In vivo imaging of emerging endocrine cells reveals a requirement for PI3K-regulated motility in pancreatic islet morphogenesis

Abstract

The three-dimensional architecture of the pancreatic islet is critical for beta cell function, but the process of islet formation remains poorly understood due to the difficulties of imaging internal organs with cellular resolution. Within transparent zebrafish larvae, the developing pancreas is relatively superficial and thus amenable to live imaging approaches. We performed in vivo time lapse and longitudinal imaging studies to follow islet develoment, visualizing both naturally occuring islet cells and cells arising with an accelerated time course following an induction approach.
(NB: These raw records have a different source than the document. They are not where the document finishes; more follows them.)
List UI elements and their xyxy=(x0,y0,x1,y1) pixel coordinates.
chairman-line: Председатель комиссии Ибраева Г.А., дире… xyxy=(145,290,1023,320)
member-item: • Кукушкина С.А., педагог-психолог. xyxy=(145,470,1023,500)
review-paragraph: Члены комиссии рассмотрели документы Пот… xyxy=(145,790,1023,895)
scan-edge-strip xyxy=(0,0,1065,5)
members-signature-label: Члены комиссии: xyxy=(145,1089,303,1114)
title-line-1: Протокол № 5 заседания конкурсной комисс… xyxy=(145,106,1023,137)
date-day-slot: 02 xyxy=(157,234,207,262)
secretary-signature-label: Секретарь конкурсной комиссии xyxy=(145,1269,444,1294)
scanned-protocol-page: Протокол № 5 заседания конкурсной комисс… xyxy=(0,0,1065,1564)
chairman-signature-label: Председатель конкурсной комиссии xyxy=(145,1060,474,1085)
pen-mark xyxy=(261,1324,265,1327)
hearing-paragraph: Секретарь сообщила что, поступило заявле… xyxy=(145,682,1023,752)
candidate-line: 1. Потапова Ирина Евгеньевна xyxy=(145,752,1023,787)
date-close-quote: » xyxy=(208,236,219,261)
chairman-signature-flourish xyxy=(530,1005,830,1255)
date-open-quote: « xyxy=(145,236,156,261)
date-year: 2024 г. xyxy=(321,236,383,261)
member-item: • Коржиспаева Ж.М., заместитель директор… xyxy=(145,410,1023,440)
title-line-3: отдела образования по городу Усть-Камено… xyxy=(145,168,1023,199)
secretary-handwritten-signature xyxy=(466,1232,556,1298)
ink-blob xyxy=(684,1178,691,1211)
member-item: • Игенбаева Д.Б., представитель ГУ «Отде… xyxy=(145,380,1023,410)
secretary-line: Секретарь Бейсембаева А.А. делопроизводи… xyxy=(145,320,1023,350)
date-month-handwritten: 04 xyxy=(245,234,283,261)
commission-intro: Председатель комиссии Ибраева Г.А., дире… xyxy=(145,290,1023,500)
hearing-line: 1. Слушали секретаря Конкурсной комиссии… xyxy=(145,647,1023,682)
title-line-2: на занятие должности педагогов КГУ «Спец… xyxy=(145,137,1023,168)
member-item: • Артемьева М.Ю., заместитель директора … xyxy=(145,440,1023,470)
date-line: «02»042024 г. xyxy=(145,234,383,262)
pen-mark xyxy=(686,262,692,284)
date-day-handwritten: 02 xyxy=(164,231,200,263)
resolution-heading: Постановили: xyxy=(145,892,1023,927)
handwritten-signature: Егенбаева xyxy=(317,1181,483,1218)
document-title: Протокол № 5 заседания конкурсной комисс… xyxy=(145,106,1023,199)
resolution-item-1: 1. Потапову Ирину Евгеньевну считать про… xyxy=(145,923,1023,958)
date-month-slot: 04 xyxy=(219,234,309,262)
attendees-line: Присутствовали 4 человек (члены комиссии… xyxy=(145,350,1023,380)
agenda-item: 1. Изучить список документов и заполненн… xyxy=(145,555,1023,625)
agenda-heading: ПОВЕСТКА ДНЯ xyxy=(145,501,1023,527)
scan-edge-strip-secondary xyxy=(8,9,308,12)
These studies revealed previously unappreciated fine dynamic protrusions projecting between neighboring and distant endocrine cells. Using pharmacologic compound and toxin interference approaches, and single-cell analysis of morphology and cell dynamics, we determined that endocrine cell motility is regulated by PI3K and G-protein coupled receptor (GPCR) signaling. Linking cell dynamics to islet formation, perturbation of protrusion formation disrupted endocrine cell coalescence, and correlated with decreased islet cell differentiation. These studies identified novel cell behaviors contributing to islet morphogenesis, and suggest a model in which dynamic, exploratory filopodia establish cell-cell contacts which subsequently promote cell clustering.